New Zealand's must-eat seafood

New Zealand's seafood is world famous. Try our rich crayfish, succulent king salmon and tasty green-lipped mussels.

This is your guide to finding seafood fresh from the source in New Zealand.

Crayfish

The New Zealand crayfish are similar to lobster, but they are clawless and have one less pair of legs. Preferring rocky areas and deep sea beds, crayfish are found in coastal areas of New Zealand, and are especially abundant in Kaikōura. Creamy and rich, crayfish are a delicacy and often feature on the dinner table during the Christmas break or other special events.

King salmon (Chinook salmon)

New Zealand accounts for over half of the world's production of king salmon. Of all salmon species, the king salmon offers the highest natural oil content of Omega-3s which benefit both heart and joint health. Salmon strive in the cold waters of Mt Cook (Aoraki), Wānaka and Akaroa. Sold whole, in fillets or sliced, king salmon flesh is delicate yet rich in flavour.

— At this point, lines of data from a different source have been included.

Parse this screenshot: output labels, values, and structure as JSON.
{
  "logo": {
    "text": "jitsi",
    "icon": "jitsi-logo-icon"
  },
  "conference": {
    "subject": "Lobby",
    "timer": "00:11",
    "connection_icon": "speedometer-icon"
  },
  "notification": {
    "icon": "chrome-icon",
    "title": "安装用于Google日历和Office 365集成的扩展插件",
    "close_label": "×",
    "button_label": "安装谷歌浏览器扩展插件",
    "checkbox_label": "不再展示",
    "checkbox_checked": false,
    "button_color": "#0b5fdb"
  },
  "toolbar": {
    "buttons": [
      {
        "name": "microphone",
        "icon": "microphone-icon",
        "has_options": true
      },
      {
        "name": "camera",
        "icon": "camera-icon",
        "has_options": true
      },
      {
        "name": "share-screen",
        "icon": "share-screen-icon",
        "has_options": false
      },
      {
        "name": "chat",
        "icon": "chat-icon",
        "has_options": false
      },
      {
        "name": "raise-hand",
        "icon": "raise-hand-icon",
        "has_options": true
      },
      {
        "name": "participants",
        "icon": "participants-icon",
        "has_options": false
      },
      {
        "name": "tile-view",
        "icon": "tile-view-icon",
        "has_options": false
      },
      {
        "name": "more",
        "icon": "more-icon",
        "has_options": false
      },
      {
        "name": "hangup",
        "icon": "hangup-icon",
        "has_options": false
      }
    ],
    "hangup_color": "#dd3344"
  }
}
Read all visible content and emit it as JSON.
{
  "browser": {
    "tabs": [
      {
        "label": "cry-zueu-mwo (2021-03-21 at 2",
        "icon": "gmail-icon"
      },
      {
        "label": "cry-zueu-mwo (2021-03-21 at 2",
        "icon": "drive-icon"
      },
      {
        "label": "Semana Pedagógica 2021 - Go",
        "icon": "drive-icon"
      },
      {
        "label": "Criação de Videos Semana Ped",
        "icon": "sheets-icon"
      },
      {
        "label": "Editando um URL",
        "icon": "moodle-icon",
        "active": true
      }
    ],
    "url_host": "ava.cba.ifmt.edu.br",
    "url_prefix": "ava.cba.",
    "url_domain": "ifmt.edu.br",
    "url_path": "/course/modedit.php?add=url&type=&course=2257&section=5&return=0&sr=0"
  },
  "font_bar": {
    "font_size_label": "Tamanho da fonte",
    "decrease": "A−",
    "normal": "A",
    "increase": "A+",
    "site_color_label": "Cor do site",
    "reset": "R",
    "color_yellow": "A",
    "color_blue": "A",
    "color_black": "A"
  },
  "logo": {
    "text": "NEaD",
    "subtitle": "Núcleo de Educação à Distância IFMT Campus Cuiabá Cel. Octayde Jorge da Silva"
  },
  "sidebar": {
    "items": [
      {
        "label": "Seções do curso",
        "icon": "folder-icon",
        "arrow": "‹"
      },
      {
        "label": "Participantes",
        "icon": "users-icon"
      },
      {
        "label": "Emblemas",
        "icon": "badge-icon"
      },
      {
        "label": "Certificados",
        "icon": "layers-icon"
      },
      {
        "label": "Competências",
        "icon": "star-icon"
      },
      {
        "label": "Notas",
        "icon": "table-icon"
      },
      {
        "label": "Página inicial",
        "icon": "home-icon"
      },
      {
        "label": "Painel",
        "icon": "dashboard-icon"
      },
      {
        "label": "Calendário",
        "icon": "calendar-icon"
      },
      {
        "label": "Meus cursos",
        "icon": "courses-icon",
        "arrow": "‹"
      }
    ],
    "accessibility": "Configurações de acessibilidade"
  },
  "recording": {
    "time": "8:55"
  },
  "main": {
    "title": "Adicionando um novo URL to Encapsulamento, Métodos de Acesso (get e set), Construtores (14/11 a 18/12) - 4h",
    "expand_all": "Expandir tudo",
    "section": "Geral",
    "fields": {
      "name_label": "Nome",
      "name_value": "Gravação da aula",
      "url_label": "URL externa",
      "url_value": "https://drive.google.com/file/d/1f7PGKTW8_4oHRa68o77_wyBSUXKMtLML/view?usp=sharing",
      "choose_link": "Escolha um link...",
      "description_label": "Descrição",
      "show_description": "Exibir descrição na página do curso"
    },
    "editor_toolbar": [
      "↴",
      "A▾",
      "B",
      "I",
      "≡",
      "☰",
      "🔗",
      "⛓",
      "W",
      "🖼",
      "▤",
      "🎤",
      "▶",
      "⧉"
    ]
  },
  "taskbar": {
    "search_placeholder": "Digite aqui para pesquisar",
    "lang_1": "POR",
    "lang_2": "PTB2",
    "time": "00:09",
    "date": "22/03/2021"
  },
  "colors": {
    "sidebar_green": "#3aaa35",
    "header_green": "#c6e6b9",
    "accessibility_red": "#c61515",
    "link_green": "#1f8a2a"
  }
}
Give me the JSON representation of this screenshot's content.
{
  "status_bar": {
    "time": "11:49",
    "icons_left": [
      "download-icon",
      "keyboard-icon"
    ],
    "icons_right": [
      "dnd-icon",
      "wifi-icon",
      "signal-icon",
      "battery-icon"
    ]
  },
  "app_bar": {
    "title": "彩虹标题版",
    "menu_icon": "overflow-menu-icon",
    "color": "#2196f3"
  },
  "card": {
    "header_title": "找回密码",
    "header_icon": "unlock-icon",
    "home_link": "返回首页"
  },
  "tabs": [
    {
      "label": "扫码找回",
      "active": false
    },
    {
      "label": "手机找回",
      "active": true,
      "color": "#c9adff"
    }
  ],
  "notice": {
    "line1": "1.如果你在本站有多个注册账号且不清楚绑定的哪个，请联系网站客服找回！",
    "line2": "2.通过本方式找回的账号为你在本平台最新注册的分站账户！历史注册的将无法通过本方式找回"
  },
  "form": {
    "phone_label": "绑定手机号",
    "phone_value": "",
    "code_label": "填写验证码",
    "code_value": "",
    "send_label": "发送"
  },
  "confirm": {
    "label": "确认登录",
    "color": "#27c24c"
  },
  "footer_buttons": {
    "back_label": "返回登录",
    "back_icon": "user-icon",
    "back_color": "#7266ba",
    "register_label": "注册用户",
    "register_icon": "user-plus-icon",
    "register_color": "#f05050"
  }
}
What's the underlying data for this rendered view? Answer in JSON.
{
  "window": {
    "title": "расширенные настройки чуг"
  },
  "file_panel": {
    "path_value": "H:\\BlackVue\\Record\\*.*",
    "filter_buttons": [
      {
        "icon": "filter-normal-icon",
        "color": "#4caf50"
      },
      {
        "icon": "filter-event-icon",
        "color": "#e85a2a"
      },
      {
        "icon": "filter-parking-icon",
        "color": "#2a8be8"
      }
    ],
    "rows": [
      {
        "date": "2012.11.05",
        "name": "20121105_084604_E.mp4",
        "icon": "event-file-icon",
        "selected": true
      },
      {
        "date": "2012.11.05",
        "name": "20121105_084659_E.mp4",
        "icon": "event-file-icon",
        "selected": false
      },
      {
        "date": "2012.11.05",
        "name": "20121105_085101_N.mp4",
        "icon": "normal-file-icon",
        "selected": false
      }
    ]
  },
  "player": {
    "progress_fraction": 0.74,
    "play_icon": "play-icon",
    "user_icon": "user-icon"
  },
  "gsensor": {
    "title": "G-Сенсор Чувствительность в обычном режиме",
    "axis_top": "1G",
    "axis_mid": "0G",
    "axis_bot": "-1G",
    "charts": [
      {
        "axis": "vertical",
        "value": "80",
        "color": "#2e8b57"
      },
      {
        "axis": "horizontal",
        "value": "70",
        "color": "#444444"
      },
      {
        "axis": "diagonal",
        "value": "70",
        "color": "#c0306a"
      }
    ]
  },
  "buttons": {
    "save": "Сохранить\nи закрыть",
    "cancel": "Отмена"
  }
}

Try it smoked, grilled or raw.

Green-lipped mussels

Green-lipped mussels are easily distinguished from other mussels by the dark green shell with a bright green lip that it is named for. Mussels are harvested year-round in all coastal areas of New Zealand but most are grown in farms in Marlborough Sounds, The Coromandel, Golden Bay and Stewart Island. Males mussels are white and females are orange - both with the same flavour. They are most commonly steamed and infused with white wine and garlic, but are equally delicious baked or as a fritter.

Pāua (abalone)

Pāua is a popular New Zealand delicacy. The dark green pāua meat is encased in a palm sized thick oval shaped shell. The inside of the shell reveals swirls of bright purple, green and yellow. Imitation pāua shell jewelry can be purchased from gift shops in New Zealand. The most common way to eat pāua is in a fritter or cooked in a buttery creamy chowder, served with rewena bread. The meat is often minced due to it's chewy texture. Pāua fritters can be purchased from most 'fish and chip' shops around the country. 

Scallops

A local Kiwi favourite, scallops are a must to try when in New Zealand. They are in season during July through to February. Scallops can be found in most places in the country but prefer the warmer waters of The Coromandel and Northland. They live in the mudbanks of sheltered bays. Featured in entrees, the scallop is often served with the roe on (the orange flesh). The flavoursome sweetness of the New Zealand scallop, means cooking them in butter is often all that's needed.

Oysters

Large, plump and juicy, New Zealand oysters have earned a reputation as some of the finest in the world. April to December is when the oyster flesh is fat and crisp. Whilst October to December brings a more creamy texture. The Bluff oyster is the largest species in New Zealand. With a more intense flavour than other species, the Bluff oyster is thicker and often large enough to cover the entire palm of your hand. Oysters are best eaten fresh and raw from the shell. 

Fresh fish

Snapper, or Tāmure as it is called in Māori, is the most popular fish to eat in New Zealand. Snapper flesh is white with a sweet, mild flavour. Gurnard is also popular, with bright red scales and legs to walk on the seabed. The gurnard is tasty fish with firm white meat that holds its shape when cooked. Also, the dark coloured flesh of the kahawai is often smoked using Mānuka-wood chips, then made into fish pie. During the winter months blue cod is abundant in southern New Zealand. Blue cod fillets are thick yet delicate and flaky and often feature in seafood chower.

Kina (sea urchin)

Kina are a species of sea urchin native to New Zealand. A hard yet pretty shell covered in dark brownish-green spikes protects the yellow to orange coloured flesh (roe) inside. An acquired taste for many, the texture of kina flesh is smooth and the taste almost buttery. Male kina are creamy and female kina are more grainy. Most 'fish and chip' shops in New Zealand sell pottles of fresh kina flesh / roe. And pottles can also be found at supermarket deli-counters.